As a business manager savvy to security risks, you may be well aware of the costs consumers and businesses incur when personal identifying information (PII) is stolen in a data breach. But once the information is taken from your system, do you know what happens next? Do you understand the route PII travels from its point of origin to the hands of the crook who will actually use it?
It’s a far more circuitous and profitable road than you might think. The thieves who steal your PII almost certainly won’t be those who end up using it, and depending on what they steal, they may not even be those who make the most money off it. The cyber crime “industry” has evolved to look more and more like an ersatz actual business model, with the hackers who pilfer the data acting as producers, underground marketplace operators and guarantors acting as middlemen, and the crooks who use the data as consumers.
Let’s take a look at how stolen data can move across the black net:
First, data is stolen through a data breach, hack or other types of incursion into a company’s proprietary system.

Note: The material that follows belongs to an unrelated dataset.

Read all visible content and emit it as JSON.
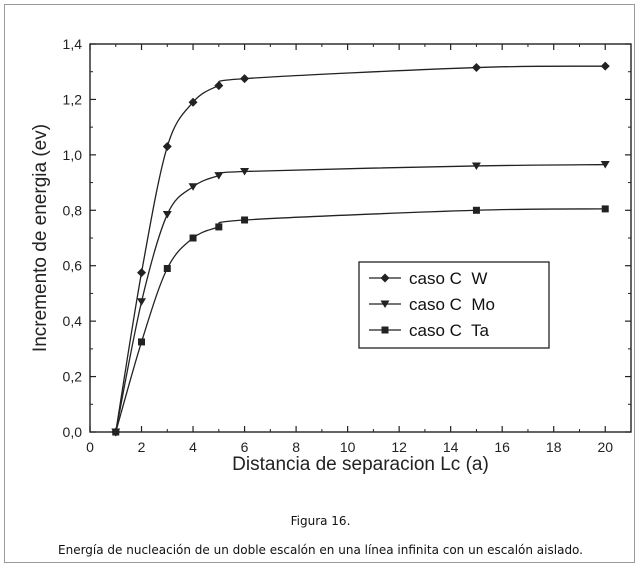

The hacker who steals the information may put it up for sale on a trusted black market forum, or he may sell it to a wholesaler who will then move it onto the black market. He most likely will not risk using the data himself to steal directly from the people whose data he’s taken.

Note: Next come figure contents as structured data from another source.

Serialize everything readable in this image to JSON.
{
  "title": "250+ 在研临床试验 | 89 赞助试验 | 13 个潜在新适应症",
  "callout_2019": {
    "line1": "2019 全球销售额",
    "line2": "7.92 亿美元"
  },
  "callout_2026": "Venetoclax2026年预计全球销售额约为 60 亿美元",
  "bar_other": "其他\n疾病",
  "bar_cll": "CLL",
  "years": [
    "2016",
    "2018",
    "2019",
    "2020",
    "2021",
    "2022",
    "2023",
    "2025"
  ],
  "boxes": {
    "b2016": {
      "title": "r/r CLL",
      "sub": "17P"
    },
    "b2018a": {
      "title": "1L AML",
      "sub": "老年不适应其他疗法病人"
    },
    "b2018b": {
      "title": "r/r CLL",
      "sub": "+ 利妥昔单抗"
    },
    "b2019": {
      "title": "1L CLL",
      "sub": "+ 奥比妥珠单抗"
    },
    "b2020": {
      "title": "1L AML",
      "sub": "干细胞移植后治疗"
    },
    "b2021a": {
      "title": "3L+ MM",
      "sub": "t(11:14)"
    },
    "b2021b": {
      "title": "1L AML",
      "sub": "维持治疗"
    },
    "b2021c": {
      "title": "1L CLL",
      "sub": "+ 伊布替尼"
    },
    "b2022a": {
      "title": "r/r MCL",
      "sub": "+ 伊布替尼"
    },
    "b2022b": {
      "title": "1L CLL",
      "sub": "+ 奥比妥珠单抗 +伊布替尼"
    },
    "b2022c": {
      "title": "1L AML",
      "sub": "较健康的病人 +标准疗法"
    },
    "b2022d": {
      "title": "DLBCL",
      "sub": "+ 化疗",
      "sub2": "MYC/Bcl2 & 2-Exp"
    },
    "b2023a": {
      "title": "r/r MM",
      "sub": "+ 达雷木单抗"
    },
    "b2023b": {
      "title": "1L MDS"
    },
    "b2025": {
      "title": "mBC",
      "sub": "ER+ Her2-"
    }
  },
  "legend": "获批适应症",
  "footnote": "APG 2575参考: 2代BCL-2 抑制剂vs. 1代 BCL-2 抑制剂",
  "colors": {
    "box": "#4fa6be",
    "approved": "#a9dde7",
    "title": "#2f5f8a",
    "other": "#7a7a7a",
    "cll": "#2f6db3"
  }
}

The forum will likely be moderated, monitored and operated just like a legitimate online marketplace. A moderator will ensure everyone moves merchandise according to the rules. A guarantor will ensure the exchange of data and payment takes place fairly by holding both money and product before distributing it to both parties involved in the transaction. The self-regulating nature of the forum – in the form of buyer feedback – will weed out sellers who try to move bad data and reward those who sell good data.
The type of data our theoretical hacker has stolen and how well he’s packaged it will determine how much he makes off your PII. If he’s stolen a lot of data, he’ll make more money. He’ll also likely receive a higher payout if he’s obtained medical data than if he’s managed to steal only credit card information. A study by Dell Secureworks found hackers may make as little as $1 per record for credit card numbers with a CVV code, $20 to $200 for a PayPal account with a verified balance, and as much as $1,000 for an online back account. By contrast, health insurance credentials can go for $20 each, and when packaged with other PII can net a seller more than a $1,000 for each package, Dell reported.
Once a buyer has completed the purchase of stolen data, he can use it in a number of ways to falsely secure new credit or clean out financial accounts. While making actual use of stolen data puts the criminal at greater exposure of discovery, the layers between the user and the initial theft may also insulate him from more severe prosecution. These multiple layers can also make it difficult for law enforcement and breached companies to track the data theft to the original perpetrators.
Many authorities now believe that taking down online marketplaces will be a more effective way to fight the data breach and cybercrime industries. Meanwhile, companies need to continue taking proactive steps to prevent data breaches and to aggressively implement data breach response plans.